Cреднее идеальное число детей по 9 странам Европы составило у женщин 55 лет и старше — 2,40, а в возрасте 15—24 лет — 2,13 (соответственно, у мужчин — 2,27 и 2,18). [14]
Спустя 20 лет средние величины идеального числа понизились: среднее число по 15 странам ЕС составило в 2001 г. 2,14 (см. рис. 1), а в Германии и Австрии достигло сенсационной величины — 1,7. При этом заметно снижение среднего идеального числа у младших когорт женщин по возрасту 15—34 лет (см. рис. 2).
Еще отчетливее эта тенденция выражена по ожидаемому числу детей («сколько всего детей вы собираетесь иметь?»). Особенно хорошо это видно на примере Австрии, где женщины 15—34 лет собираются иметь менее 1,5 детей, что обещает дальнейшее сокращение рождаемости (см. рис. 3).
.gif)
Рисунок 1. Идеальное число детей по опросам женщин в возрасте от 20 до 34 лет в странах ЕС-15.
.gif)
Рисунки 2 и 3. Идеальное (2) и ожидаемое (3) число детей для женщин 20—34 лет
(сплошная линия — данные по ЕС-15, пунктирная — по Австрии).

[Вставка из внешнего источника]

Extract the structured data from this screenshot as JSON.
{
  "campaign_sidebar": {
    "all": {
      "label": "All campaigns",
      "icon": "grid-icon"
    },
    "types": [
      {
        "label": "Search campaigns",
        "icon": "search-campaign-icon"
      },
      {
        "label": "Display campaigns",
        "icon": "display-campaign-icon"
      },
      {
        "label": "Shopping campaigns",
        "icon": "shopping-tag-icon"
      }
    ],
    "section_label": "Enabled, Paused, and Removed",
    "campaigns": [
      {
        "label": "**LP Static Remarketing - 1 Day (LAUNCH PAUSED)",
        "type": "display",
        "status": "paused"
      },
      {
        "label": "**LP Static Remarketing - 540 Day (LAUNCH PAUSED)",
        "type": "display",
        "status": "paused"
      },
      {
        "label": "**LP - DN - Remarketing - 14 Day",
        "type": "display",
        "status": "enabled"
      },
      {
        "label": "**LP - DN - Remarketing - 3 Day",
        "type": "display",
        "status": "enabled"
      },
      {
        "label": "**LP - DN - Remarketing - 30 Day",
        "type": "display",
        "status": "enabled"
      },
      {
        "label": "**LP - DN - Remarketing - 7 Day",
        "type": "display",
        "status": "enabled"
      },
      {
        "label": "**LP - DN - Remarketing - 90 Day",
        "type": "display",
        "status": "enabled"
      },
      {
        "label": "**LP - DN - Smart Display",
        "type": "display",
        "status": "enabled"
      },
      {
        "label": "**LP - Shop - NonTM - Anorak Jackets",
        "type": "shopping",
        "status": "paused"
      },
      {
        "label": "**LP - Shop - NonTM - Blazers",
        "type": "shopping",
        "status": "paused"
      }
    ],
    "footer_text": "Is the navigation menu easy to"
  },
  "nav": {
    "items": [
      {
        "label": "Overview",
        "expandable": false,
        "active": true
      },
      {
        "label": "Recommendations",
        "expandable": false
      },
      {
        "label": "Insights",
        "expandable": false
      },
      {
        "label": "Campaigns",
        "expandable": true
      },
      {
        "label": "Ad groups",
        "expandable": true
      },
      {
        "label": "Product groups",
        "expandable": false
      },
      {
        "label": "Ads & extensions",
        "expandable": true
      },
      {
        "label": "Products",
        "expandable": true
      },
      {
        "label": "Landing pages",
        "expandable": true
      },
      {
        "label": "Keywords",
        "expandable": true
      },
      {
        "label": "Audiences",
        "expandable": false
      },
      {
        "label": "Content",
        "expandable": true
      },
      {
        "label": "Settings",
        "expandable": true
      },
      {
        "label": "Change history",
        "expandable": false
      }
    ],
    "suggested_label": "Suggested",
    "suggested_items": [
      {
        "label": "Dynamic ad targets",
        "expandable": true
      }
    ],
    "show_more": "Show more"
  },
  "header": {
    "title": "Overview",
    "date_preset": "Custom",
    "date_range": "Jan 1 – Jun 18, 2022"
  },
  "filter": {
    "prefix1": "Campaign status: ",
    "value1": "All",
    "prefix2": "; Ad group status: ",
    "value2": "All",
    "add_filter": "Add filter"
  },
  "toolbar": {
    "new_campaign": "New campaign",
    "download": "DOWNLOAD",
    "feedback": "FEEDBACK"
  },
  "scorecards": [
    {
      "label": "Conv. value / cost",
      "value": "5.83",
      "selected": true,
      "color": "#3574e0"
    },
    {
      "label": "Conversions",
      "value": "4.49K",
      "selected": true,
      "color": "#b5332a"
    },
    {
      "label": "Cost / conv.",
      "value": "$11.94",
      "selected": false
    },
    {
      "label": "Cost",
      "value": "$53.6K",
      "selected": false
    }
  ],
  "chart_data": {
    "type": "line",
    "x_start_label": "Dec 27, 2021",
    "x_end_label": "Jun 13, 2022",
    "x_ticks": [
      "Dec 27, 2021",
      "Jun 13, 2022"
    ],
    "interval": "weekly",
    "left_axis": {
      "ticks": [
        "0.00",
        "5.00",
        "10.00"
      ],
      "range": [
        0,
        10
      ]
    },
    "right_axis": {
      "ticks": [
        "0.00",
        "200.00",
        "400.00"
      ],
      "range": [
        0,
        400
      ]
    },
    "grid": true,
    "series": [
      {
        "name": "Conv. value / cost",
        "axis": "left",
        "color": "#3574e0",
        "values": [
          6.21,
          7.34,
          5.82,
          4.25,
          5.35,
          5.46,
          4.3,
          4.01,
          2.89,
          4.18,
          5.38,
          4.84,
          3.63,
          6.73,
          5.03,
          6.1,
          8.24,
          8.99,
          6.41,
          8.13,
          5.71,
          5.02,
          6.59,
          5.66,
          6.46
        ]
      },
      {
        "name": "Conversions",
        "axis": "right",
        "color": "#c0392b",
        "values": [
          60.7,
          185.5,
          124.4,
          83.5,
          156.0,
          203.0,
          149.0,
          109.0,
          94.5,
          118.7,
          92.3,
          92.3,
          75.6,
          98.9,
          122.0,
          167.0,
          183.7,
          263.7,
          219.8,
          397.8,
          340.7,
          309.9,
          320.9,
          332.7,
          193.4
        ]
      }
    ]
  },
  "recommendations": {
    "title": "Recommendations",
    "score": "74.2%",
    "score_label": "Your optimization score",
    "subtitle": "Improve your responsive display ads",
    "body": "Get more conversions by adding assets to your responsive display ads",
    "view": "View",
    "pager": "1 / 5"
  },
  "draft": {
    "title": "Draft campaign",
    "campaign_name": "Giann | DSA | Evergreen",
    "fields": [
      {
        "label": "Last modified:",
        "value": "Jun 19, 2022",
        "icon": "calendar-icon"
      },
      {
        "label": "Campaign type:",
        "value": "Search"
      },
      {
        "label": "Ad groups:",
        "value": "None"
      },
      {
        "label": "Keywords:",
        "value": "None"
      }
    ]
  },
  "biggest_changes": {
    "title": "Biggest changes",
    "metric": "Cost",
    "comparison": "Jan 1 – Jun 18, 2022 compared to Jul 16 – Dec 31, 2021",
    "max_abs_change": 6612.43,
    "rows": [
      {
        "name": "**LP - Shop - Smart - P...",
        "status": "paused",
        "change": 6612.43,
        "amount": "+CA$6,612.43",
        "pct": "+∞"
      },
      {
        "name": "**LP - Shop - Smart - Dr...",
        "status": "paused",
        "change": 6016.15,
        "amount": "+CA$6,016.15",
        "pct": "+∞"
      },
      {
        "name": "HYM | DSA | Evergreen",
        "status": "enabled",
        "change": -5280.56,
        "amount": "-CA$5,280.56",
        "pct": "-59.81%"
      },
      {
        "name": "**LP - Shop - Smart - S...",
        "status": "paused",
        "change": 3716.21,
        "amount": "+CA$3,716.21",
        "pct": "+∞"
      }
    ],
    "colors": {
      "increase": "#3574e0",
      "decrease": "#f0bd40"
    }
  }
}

В одном из опросов 1996 года (участвовало 4 564 чел.) в среднем по выборке ожидали иметь двух детей — 51,4%, трех и более — 21,3%. Среди бездетных собирались иметь одного и меньше — 43,8%, двоих детей — 43,8%, трех и более — 12,5%. Среди имеющих уже одного ребенка собирались обзавестись вторым — 43%, тремя и более детьми — 10,2% .
Женщины с двумя детьми ориентированы на рождение трех и более детей сильнее всего — 14%, а уже имеющие троих детей в наименьшей степени собираются заводить еще детей — 8,8%.
Таким образом, установки на двоих детей среди однодетных на 8,4% меньше, чем по всей выборке, а на троих и более детей среди двухдетных — почти в 2 раза меньше. [15]
Греция представляет собой страну, где стабильный уровень рождаемости 2,3 рождений (на одну женщину за весь репродуктивный период) сохранялся на протяжении 1960—1980 гг. и где он стал быстро снижаться в 80—90 гг. до величины 1,32 в 1997 г. В ряде национальных опросов было установлено, что ожидаемое всего число детей составило 2,29, а идеальное — 2,70.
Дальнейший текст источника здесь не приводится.